トモダチ地獄~狂気の仲良しごっこ~
両親はあたしが中学生の時に離婚した。

あたしが物心つくまでは両親の関係は良好だったと親戚のおばさんが話しているのを聞いたことがある。

『あんなに仲良しの夫婦だったのに残念ね。梨沙ちゃん……可哀想に』

と親戚たちが困惑したように話していたのも覚えている。

でも、あたしは可哀想ではなかった。だって、心の中で両親が離婚することを望んでいたから。

父と母とあたし、3人の暮らしにあたしは妙な違和感を感じていた。

離婚する前までの両親は仲が良く、あたしが小学校へ行っている間にデートまでするぐらいだった。

いってらっしゃいのハグと、おかえりなさいのキス。

両親の行為に小学生ながらあたしは嫌悪感を抱いていた。

だから、あたしは二人の秘密を暴露することにした。

『お父さん、浮気してるよね?会社の若い女の子と腕を組んで歩いてるのを見たの。デレデレして鼻の下伸ばしてホテルに入ったよね?』

『お父さん聞いて。お母さん、お父さんに黙って高いバッグ買ったよ。クローゼットの中の一番下の段にはへそくりもしてる。離婚した後に男の人とのデートで使うってお母さんが言ってた』

あたしが二人に話すと、必ずその日の夜は寝室で長い間話し合いが行われた。

あの日もだ……。両親が離婚協議を進めていたあの日、母は父に『離婚したくない』とすがりついて泣いていた。

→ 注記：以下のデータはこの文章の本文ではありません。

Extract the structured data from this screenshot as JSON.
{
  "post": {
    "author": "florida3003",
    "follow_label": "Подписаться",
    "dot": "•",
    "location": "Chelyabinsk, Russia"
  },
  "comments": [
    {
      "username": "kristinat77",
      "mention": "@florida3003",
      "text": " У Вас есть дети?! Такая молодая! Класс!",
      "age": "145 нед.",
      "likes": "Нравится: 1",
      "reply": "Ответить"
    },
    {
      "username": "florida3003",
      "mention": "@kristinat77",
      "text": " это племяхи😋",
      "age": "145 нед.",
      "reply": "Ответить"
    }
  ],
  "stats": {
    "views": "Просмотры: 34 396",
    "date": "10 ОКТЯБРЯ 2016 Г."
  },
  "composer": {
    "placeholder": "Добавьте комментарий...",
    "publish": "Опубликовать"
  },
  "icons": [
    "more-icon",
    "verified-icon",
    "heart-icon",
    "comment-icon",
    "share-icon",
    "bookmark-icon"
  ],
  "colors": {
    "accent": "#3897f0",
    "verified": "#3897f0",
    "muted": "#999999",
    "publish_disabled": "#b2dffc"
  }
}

父も同じように『俺だってできるならばしたくない』と苦しそうに話していた。

だからあたしは二人が話し合っている最中、割り込みこう言った。

『お母さんが離婚したくない理由は、お金でしょ?うちでお茶してた時、お母さん友達に言ってたじゃない。『もう愛情はない。本当はすぐにでも離婚したいけどお金の為に我慢する』って』

父はその言葉に目をむいていた。

『お父さんだって、若い女の人の方がいいってよく言ってたじゃない』

母も信じられないという表情のあと、俯いた。

結局、その翌日離婚届けは役所に出され、両親の離婚は成立した。

父が家を出て、母との二人暮らしが始まった。

母はあたしをはれもののように扱った。